Liam Kirk’s name will not appear on the NHL Central Scouting Bureau’s list that goes out to the public next week, but it will be on a “limited viewing” list that is sent to every NHL team. Actually, the term “limited viewing” is a bit of a misnomer because the reality is that nobody from the league’s in-house scouting service has ever seen the kid play live.
That’s because Kirk, who turned 18 in early January, plays for the Sheffield Steelers of the Elite Ice Hockey League, the highest pro league in Great Britain. The reason CSB is putting him on the “limited viewing” list is it has seen enough from him on videotape to dig a little deeper. And if it likes what they sees in person, Kirk could find himself on the final list that goes out before the draft and get an invitation to the annual prospect combine.
“For this kid to be doing what he’s doing in that environment (the men’s league in Great Britain) makes it worth our while to get to know him a little better,” said NHL director of central scouting Dan Marr. “There are NHL clubs aware of him and CHL (Canadian Hockey League) clubs are definitely aware of him. If he were in North America playing Jr. A or high school, or even in a junior league in Finland, there would be some buzz about him.”
Players born in the United Kingdom are hardly an anomaly in the NHL – at last count there have been 82 all-time – but there has never been a player born and trained there who has made it to the show. The closest to do that was Scotland-born Tony Hand, Britain’s version of Jaromir Jagr, who was drafted by the Edmonton Oilers with the last overall pick in 1986 and attended a couple of Oilers camps. Liam Stewart, the son of legendary rocker Rod Stewart, played four years for the Spokane Chiefs of the Western League and 13 games in the ECHL. He now plays for the Guildford Flames in the same league in which Kirk plays.
There is no question Kirk has designs on becoming the first UK-born-and-trained player to make it to the NHL. He’s 6-foot-2, but only 160 pounds, so he knows he’ll have to put on some muscle in the coming years. But he skates well and has some legitimate offensive talent, which he put on display when he scored seven goals and 14 points to help Great Britain to a bronze medal in the Division II-A World Junior Championship. Central Scouting will have people looking at him when he plays in the Division II-A Under-18 World Championship in Estonia in April and, if he’s there, in the Division I-A World Championship in Hungary. After playing 19 games in the pro league last season, Kirk is playing full-time in a league chock full of veteran players with pro experience in other countries and a league where coaches are under intense pressure to win. In the British League, playing largely fourth-line minutes, he has three goals and seven points in 29 games.
When asked if he truly believes he can play in the NHL someday, Kirk doesn’t mince words. “Yeah, I think so. I don’t see why not,” Kirk told thn.com in a telephone interview. “I think I have the right attitude towards it. A lot of kids I know who are my age, if someone mentions the NHL they kind of laugh it off, but I’m not looking at it that way. If I can get better every day and keep improving myself…”
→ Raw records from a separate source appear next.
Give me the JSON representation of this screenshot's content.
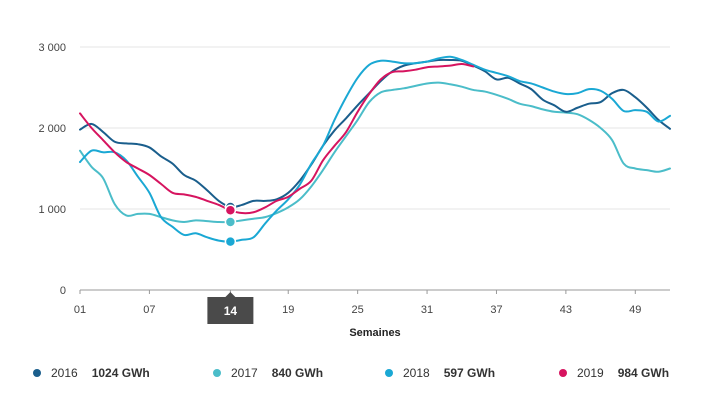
{
  "chart_data": {
    "type": "line",
    "title": "",
    "xlabel": "Semaines",
    "ylabel": "",
    "ylim": [
      0,
      3000
    ],
    "xlim": [
      1,
      52
    ],
    "x_ticks": [
      "01",
      "07",
      "14",
      "19",
      "25",
      "31",
      "37",
      "43",
      "49"
    ],
    "y_ticks": [
      "0",
      "1 000",
      "2 000",
      "3 000"
    ],
    "y_tick_values": [
      0,
      1000,
      2000,
      3000
    ],
    "grid": "horizontal",
    "highlighted_week": "14",
    "series": [
      {
        "name": "2016",
        "color": "#1a5e8c",
        "highlight_value": "1024 GWh",
        "x": [
          1,
          2,
          3,
          4,
          5,
          6,
          7,
          8,
          9,
          10,
          11,
          12,
          13,
          14,
          15,
          16,
          17,
          18,
          19,
          20,
          21,
          22,
          23,
          24,
          25,
          26,
          27,
          28,
          29,
          30,
          31,
          32,
          33,
          34,
          35,
          36,
          37,
          38,
          39,
          40,
          41,
          42,
          43,
          44,
          45,
          46,
          47,
          48,
          49,
          50,
          51,
          52
        ],
        "values": [
          1980,
          2050,
          1950,
          1830,
          1810,
          1800,
          1760,
          1650,
          1560,
          1420,
          1350,
          1230,
          1100,
          1024,
          1050,
          1100,
          1100,
          1120,
          1200,
          1350,
          1550,
          1780,
          1970,
          2120,
          2280,
          2430,
          2580,
          2700,
          2770,
          2800,
          2820,
          2840,
          2840,
          2830,
          2770,
          2700,
          2600,
          2620,
          2550,
          2480,
          2350,
          2280,
          2200,
          2250,
          2300,
          2320,
          2430,
          2470,
          2380,
          2250,
          2100,
          1990
        ]
      },
      {
        "name": "2017",
        "color": "#4bbdc9",
        "highlight_value": "840 GWh",
        "x": [
          1,
          2,
          3,
          4,
          5,
          6,
          7,
          8,
          9,
          10,
          11,
          12,
          13,
          14,
          15,
          16,
          17,
          18,
          19,
          20,
          21,
          22,
          23,
          24,
          25,
          26,
          27,
          28,
          29,
          30,
          31,
          32,
          33,
          34,
          35,
          36,
          37,
          38,
          39,
          40,
          41,
          42,
          43,
          44,
          45,
          46,
          47,
          48,
          49,
          50,
          51,
          52
        ],
        "values": [
          1720,
          1520,
          1380,
          1060,
          920,
          940,
          940,
          900,
          860,
          840,
          860,
          850,
          840,
          840,
          860,
          880,
          900,
          950,
          1020,
          1120,
          1280,
          1480,
          1700,
          1900,
          2100,
          2320,
          2440,
          2470,
          2490,
          2520,
          2550,
          2560,
          2540,
          2510,
          2470,
          2450,
          2410,
          2360,
          2300,
          2270,
          2230,
          2200,
          2190,
          2170,
          2100,
          2000,
          1850,
          1560,
          1500,
          1480,
          1460,
          1500
        ]
      },
      {
        "name": "2018",
        "color": "#1aa8d4",
        "highlight_value": "597 GWh",
        "x": [
          1,
          2,
          3,
          4,
          5,
          6,
          7,
          8,
          9,
          10,
          11,
          12,
          13,
          14,
          15,
          16,
          17,
          18,
          19,
          20,
          21,
          22,
          23,
          24,
          25,
          26,
          27,
          28,
          29,
          30,
          31,
          32,
          33,
          34,
          35,
          36,
          37,
          38,
          39,
          40,
          41,
          42,
          43,
          44,
          45,
          46,
          47,
          48,
          49,
          50,
          51,
          52
        ],
        "values": [
          1580,
          1720,
          1700,
          1700,
          1600,
          1400,
          1200,
          900,
          780,
          680,
          700,
          650,
          610,
          597,
          620,
          650,
          820,
          980,
          1120,
          1300,
          1560,
          1780,
          2100,
          2380,
          2620,
          2780,
          2830,
          2820,
          2800,
          2800,
          2820,
          2860,
          2880,
          2840,
          2780,
          2720,
          2680,
          2640,
          2580,
          2550,
          2500,
          2450,
          2420,
          2430,
          2480,
          2460,
          2360,
          2210,
          2220,
          2200,
          2080,
          2150
        ]
      },
      {
        "name": "2019",
        "color": "#d6145f",
        "highlight_value": "984 GWh",
        "x": [
          1,
          2,
          3,
          4,
          5,
          6,
          7,
          8,
          9,
          10,
          11,
          12,
          13,
          14,
          15,
          16,
          17,
          18,
          19,
          20,
          21,
          22,
          23,
          24,
          25,
          26,
          27,
          28,
          29,
          30,
          31,
          32,
          33,
          34,
          35
        ],
        "values": [
          2180,
          2000,
          1850,
          1700,
          1580,
          1500,
          1420,
          1310,
          1200,
          1180,
          1150,
          1100,
          1050,
          984,
          950,
          960,
          1020,
          1100,
          1150,
          1250,
          1350,
          1600,
          1780,
          1950,
          2200,
          2420,
          2600,
          2690,
          2700,
          2720,
          2750,
          2760,
          2770,
          2790,
          2760
        ]
      }
    ]
  }
}
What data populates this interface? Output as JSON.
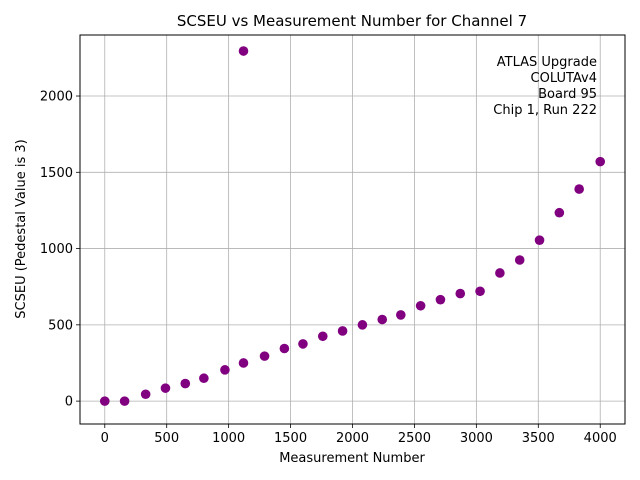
{
  "chart_data": {
    "type": "scatter",
    "title": "SCSEU vs Measurement Number for Channel 7",
    "xlabel": "Measurement Number",
    "ylabel": "SCSEU (Pedestal Value is 3)",
    "xlim": [
      -200,
      4200
    ],
    "ylim": [
      -150,
      2400
    ],
    "xticks": [
      0,
      500,
      1000,
      1500,
      2000,
      2500,
      3000,
      3500,
      4000
    ],
    "yticks": [
      0,
      500,
      1000,
      1500,
      2000
    ],
    "grid": true,
    "marker_color": "#800080",
    "annotation": [
      "ATLAS Upgrade",
      "COLUTAv4",
      "Board 95",
      "Chip 1, Run 222"
    ],
    "series": [
      {
        "name": "Channel 7",
        "x": [
          0,
          160,
          330,
          490,
          650,
          800,
          970,
          1120,
          1120,
          1290,
          1450,
          1600,
          1760,
          1920,
          2080,
          2240,
          2390,
          2550,
          2710,
          2870,
          3030,
          3190,
          3350,
          3510,
          3670,
          3830,
          4000
        ],
        "y": [
          0,
          0,
          45,
          85,
          115,
          150,
          205,
          250,
          2295,
          295,
          345,
          375,
          425,
          460,
          500,
          535,
          565,
          625,
          665,
          705,
          720,
          840,
          925,
          1055,
          1235,
          1390,
          1570
        ]
      }
    ]
  }
}
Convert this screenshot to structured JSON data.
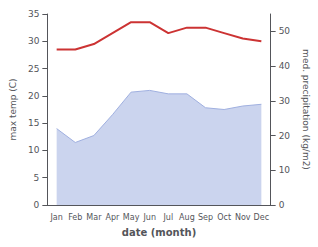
{
  "chart_data": {
    "type": "line",
    "categories": [
      "Jan",
      "Feb",
      "Mar",
      "Apr",
      "May",
      "Jun",
      "Jul",
      "Aug",
      "Sep",
      "Oct",
      "Nov",
      "Dec"
    ],
    "xlabel": "date (month)",
    "ylabel": "max temp (C)",
    "y2label": "med. precipitation (kg/m2)",
    "series": [
      {
        "type": "area",
        "axis": "y2",
        "color": "#a0b0e0",
        "values": [
          22,
          18,
          20,
          26,
          32.5,
          33,
          32,
          32,
          28,
          27.5,
          28.5,
          29
        ]
      },
      {
        "type": "line",
        "color": "#cc3333",
        "values": [
          28.5,
          28.5,
          29.5,
          31.5,
          33.5,
          33.5,
          31.5,
          32.5,
          32.5,
          31.5,
          30.5,
          30.0
        ]
      }
    ],
    "ylim": [
      0,
      35
    ],
    "yticks": [
      0,
      5,
      10,
      15,
      20,
      25,
      30,
      35
    ],
    "y2lim": [
      0,
      55
    ],
    "y2ticks": [
      0,
      10,
      20,
      30,
      40,
      50
    ],
    "grid": false
  }
}
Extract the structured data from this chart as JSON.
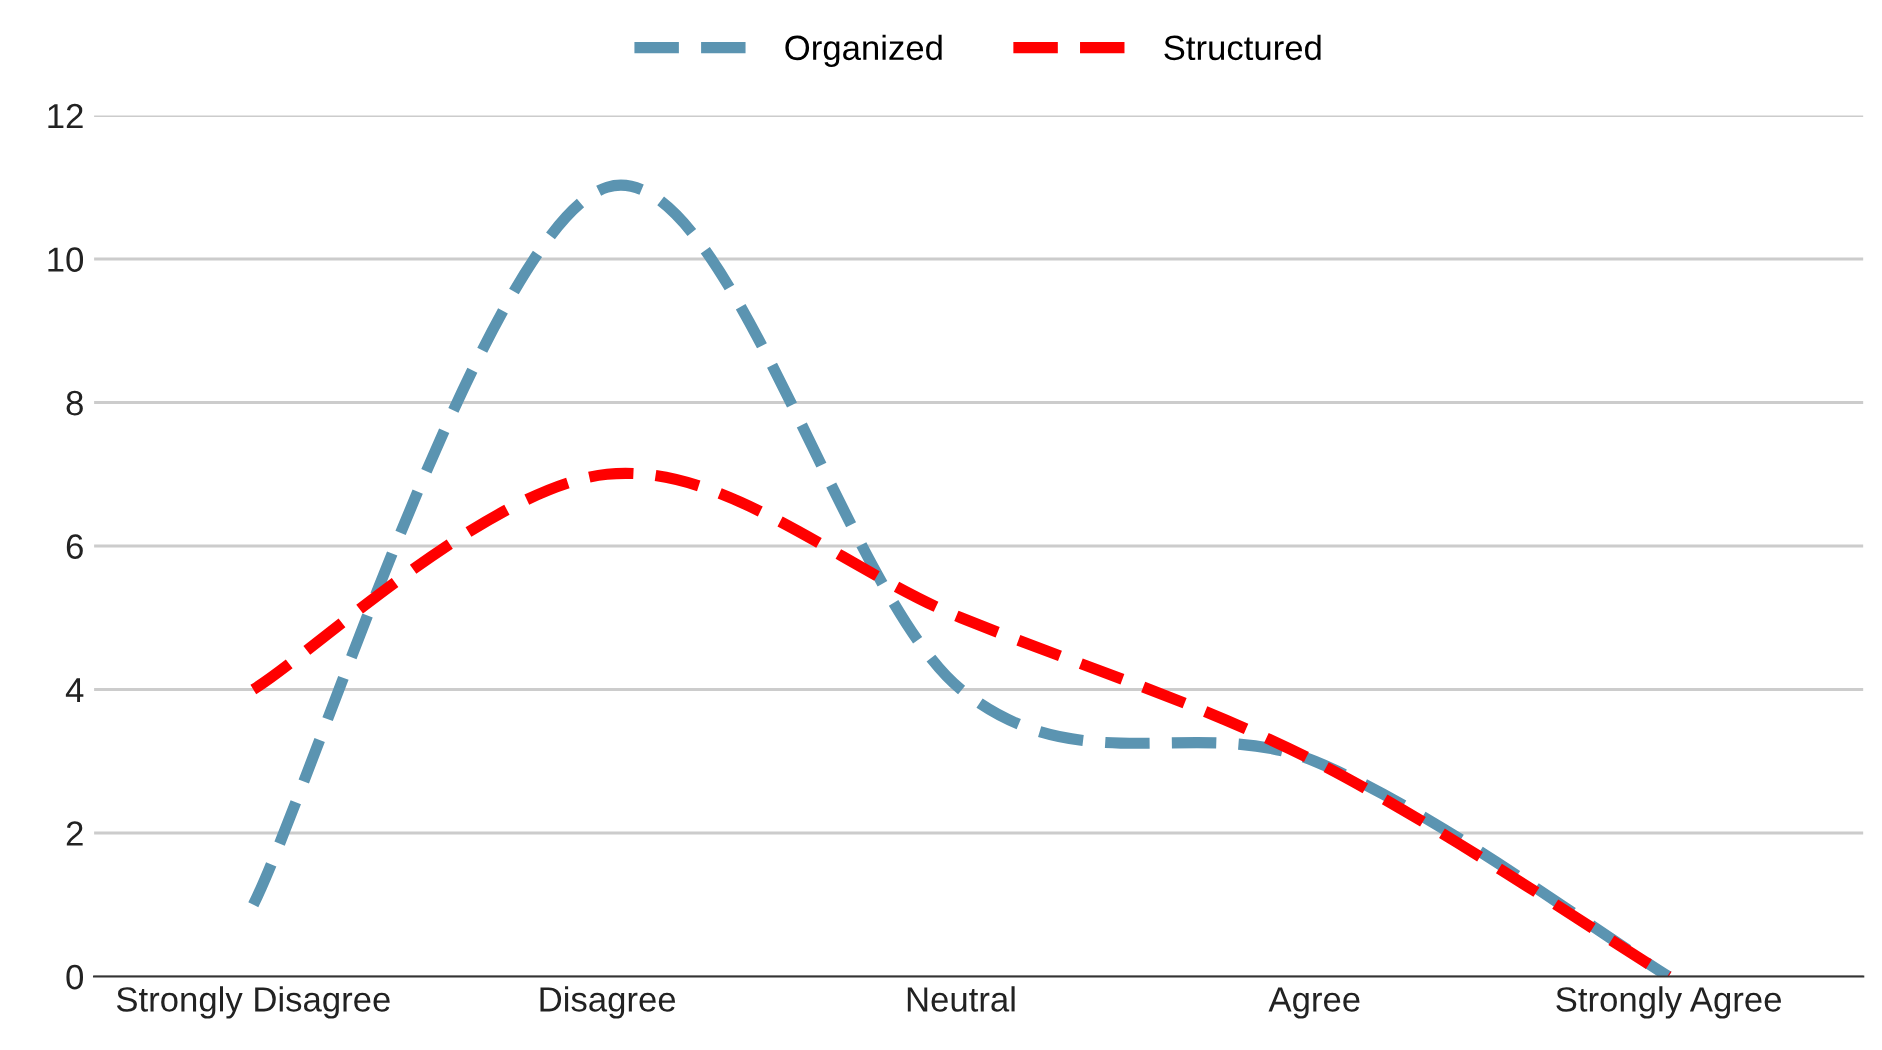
{
  "chart_data": {
    "type": "line",
    "categories": [
      "Strongly Disagree",
      "Disagree",
      "Neutral",
      "Agree",
      "Strongly Agree"
    ],
    "series": [
      {
        "name": "Organized",
        "color": "#5b94b1",
        "values": [
          1,
          11,
          4,
          3,
          0
        ]
      },
      {
        "name": "Structured",
        "color": "#ff0000",
        "values": [
          4,
          7,
          5,
          3,
          0
        ]
      }
    ],
    "ylim": [
      0,
      12
    ],
    "yticks": [
      0,
      2,
      4,
      6,
      8,
      10,
      12
    ],
    "grid": "y",
    "legend": "top",
    "line_style": "dashed",
    "marker": "none"
  }
}
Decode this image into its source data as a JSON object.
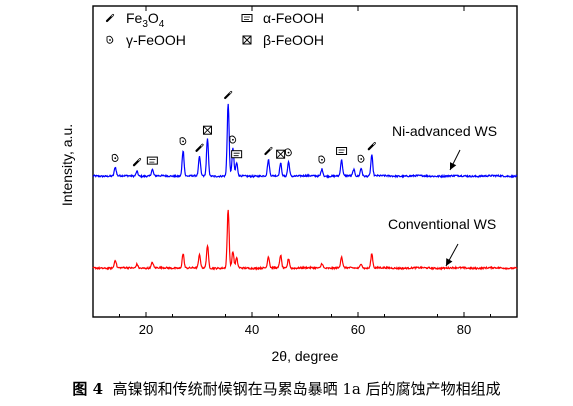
{
  "chart_data": {
    "type": "line",
    "xlabel": "2θ, degree",
    "ylabel": "Intensity, a.u.",
    "xlim": [
      10,
      90
    ],
    "x_ticks": [
      20,
      40,
      60,
      80
    ],
    "y_ticks_shown": false,
    "legend": {
      "placement": "top-left",
      "entries": [
        {
          "symbol": "fe3o4",
          "name": "Fe3O4"
        },
        {
          "symbol": "alpha",
          "name": "α-FeOOH"
        },
        {
          "symbol": "gamma",
          "name": "γ-FeOOH"
        },
        {
          "symbol": "beta",
          "name": "β-FeOOH"
        }
      ]
    },
    "series": [
      {
        "name": "Ni-advanced WS",
        "color": "#0000ff",
        "baseline": 0.62,
        "noise": 0.05,
        "peaks": [
          {
            "x": 14.2,
            "h": 0.55
          },
          {
            "x": 18.3,
            "h": 0.3
          },
          {
            "x": 21.2,
            "h": 0.4
          },
          {
            "x": 27.0,
            "h": 1.6
          },
          {
            "x": 30.1,
            "h": 1.2
          },
          {
            "x": 31.6,
            "h": 2.3
          },
          {
            "x": 35.5,
            "h": 4.5
          },
          {
            "x": 36.4,
            "h": 1.7
          },
          {
            "x": 37.1,
            "h": 0.8
          },
          {
            "x": 43.1,
            "h": 1.0
          },
          {
            "x": 45.4,
            "h": 0.8
          },
          {
            "x": 46.9,
            "h": 0.9
          },
          {
            "x": 53.2,
            "h": 0.45
          },
          {
            "x": 56.9,
            "h": 1.0
          },
          {
            "x": 59.2,
            "h": 0.4
          },
          {
            "x": 60.6,
            "h": 0.5
          },
          {
            "x": 62.6,
            "h": 1.3
          }
        ],
        "annotation": "Ni-advanced WS"
      },
      {
        "name": "Conventional WS",
        "color": "#ff0000",
        "baseline": 0.0,
        "noise": 0.05,
        "peaks": [
          {
            "x": 14.2,
            "h": 0.5
          },
          {
            "x": 18.3,
            "h": 0.25
          },
          {
            "x": 21.2,
            "h": 0.35
          },
          {
            "x": 27.0,
            "h": 0.9
          },
          {
            "x": 30.1,
            "h": 0.8
          },
          {
            "x": 31.6,
            "h": 1.4
          },
          {
            "x": 35.5,
            "h": 3.6
          },
          {
            "x": 36.4,
            "h": 1.0
          },
          {
            "x": 37.1,
            "h": 0.6
          },
          {
            "x": 43.1,
            "h": 0.7
          },
          {
            "x": 45.4,
            "h": 0.8
          },
          {
            "x": 46.9,
            "h": 0.6
          },
          {
            "x": 53.2,
            "h": 0.3
          },
          {
            "x": 56.9,
            "h": 0.7
          },
          {
            "x": 60.6,
            "h": 0.3
          },
          {
            "x": 62.6,
            "h": 0.9
          }
        ],
        "annotation": "Conventional WS"
      }
    ],
    "peak_markers": [
      {
        "x": 14.2,
        "symbol": "gamma"
      },
      {
        "x": 18.3,
        "symbol": "fe3o4"
      },
      {
        "x": 21.2,
        "symbol": "alpha"
      },
      {
        "x": 27.0,
        "symbol": "gamma"
      },
      {
        "x": 30.1,
        "symbol": "fe3o4"
      },
      {
        "x": 31.6,
        "symbol": "beta"
      },
      {
        "x": 35.5,
        "symbol": "fe3o4"
      },
      {
        "x": 36.4,
        "symbol": "gamma"
      },
      {
        "x": 37.1,
        "symbol": "alpha"
      },
      {
        "x": 43.1,
        "symbol": "fe3o4"
      },
      {
        "x": 45.4,
        "symbol": "beta"
      },
      {
        "x": 46.9,
        "symbol": "gamma"
      },
      {
        "x": 53.2,
        "symbol": "gamma"
      },
      {
        "x": 56.9,
        "symbol": "alpha"
      },
      {
        "x": 60.6,
        "symbol": "gamma"
      },
      {
        "x": 62.6,
        "symbol": "fe3o4"
      }
    ]
  },
  "caption": {
    "label": "图 4",
    "text": "高镍钢和传统耐候钢在马累岛暴晒 1a 后的腐蚀产物相组成"
  }
}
In order to do that, Kirk realizes he’s going to have to play in a North American league with his peers. And he’s prepared to do just that. At least one NHL team has been to Sheffield to see him and teams in both the Ontario and Western Leagues have indicated an interest in taking him in the CHL Import draft. He’s also hired Gold Star Hockey, which also represents NHL scoring leader Nikita Kucherov, to help him.
It’s important to note that this is not some kind of lark or sideshow, particularly with the interest that is being shown in him. Whether Kirk ever plays in the NHL, or even comes close, will be determined in the next couple of years. But he can draw inspiration from Nathan Walker, who coincidentally was born in Wales, but played his all his hockey in Australia before going to the Czech Republic when he was 17. A third-round pick of the Washington Capitals in 2014, Walker made his NHL debut this season and has played a combined nine games with the Capitals and Edmonton Oilers.
Until then, Kirk will try to continue to impress playing in the EIHL and international events, hoping an NHL team might be willing to gamble on him with a late-round pick. The problem for Central Scouting is it’s difficult to draw comparisons with his peers. “He’s got decent size, but he’s going to have to get bigger and stronger,” Marr said. “He’s a really bright kid and he’s a very good skater. His hockey sense is pretty good and his skills are decent.”
There are a lot of North American kids who have forged good NHL careers with a lot less. It will be interesting to see where Kirk’s path takes him in the next couple of seasons.